Directed by Michael Dowse with a script from Tripper Clancy, the story sets up the tough-as-nails Detective Vic Manning (Bautista) on the hunt for a drug kingpin Tedjo (Iko Uwais). Sadly for Vic, his big chance to get Tedjo happens to be a few hours after the cop has undergone Lasik surgery, rendering him unable to see clearly and, consequently, drive. Enter Stu (Nanjiani), a sporting goods store employee who drives an Uber on the side. Yes, Stu + Uber = Stuber, and while the joke is supposed to be a bad one made by Stu’s inane boss (Jimmy Tatro), it’s still about as clever as the movie gets. Well, that and placing a Jewish family at a Chinese restaurant on Christmas; “Stuber” is nothing if not an equal opportunity offender.

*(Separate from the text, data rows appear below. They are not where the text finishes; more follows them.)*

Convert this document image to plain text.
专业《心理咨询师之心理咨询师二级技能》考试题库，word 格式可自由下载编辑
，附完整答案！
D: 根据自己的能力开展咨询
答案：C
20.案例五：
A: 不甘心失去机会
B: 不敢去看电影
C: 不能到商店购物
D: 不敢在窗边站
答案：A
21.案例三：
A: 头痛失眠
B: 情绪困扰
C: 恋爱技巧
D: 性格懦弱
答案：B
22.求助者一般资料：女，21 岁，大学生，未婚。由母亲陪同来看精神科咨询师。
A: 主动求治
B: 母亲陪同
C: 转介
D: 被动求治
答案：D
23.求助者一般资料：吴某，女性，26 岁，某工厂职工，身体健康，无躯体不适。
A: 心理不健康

As Bautista’s Vic is the hard-nosed cop, it falls to Stu to be the sensitive soul, the one pining for his best friend, Becca (Betty Gilpin), and convinced that by being the nice guy he can finish first. Something of a sad sack, Stu’s kindness is played for laughs just as much as Vic’s tough guy stance, but Clancy’s script has it in for Stu more than it ever does for the cop. Stu is in fact so oblivious to what’s going on around him that it doesn’t really seem to bother the Uber driver all that much when Vic takes a gunshot victim to an animal hospital instead of a human one.
There is actually a serious question here about whether Vic is a good cop that can, and should, be asked. Without a doubt, Dowse and company want us to believe he is, just that he’s on a crusade to avenge wrongdoing, but there are more than a few moments where Vic goes way too far past what is acceptable. Somehow though, the movie never recognizes this as an issue (except for where it may impinge on Vic’s relationship with his daughter, played by Natalie Morales). “Stuber” is willing to accept any and all illegal behavior on Vic’s part because… well… maybe because it allows ill conceived and poorly executed story to keep moving.
Over and over again, “Stuber” opts for easy answers and jokes—male strippers can be sensitive, electric cars don’t have gas—rather than plumbing the depths of an issue. There is no idea that feels too obvious for the film to avoid.
Things don’t get better with the action sequences either. Dowse employs a shaky camera technique that makes all other shaky cam shots look wonderfully smooth and placid by comparison. Consequently, despite having two actors in Bautista and Uwais who are well suited for fight scenes, the audience begs for any such moments to end almost before they start.
How so many talented people—the cast also includes Mira Sorvino and Karen Gillan—got themselves trapped in such an unfunny comedy is a question. It isn’t as big as question as why the plot here is such a jumbled mess or why characters make the horrific decisions they do, but it’s still a question.
With “Stuber” it appears that the late summer doldrums may be starting early at theaters this year. Unless you find yourself desperate for air conditioning during a heat wave and this the only option for such relief, skip it. The movie isn’t going to kill the buddy comedy, but it’s not for lack of trying.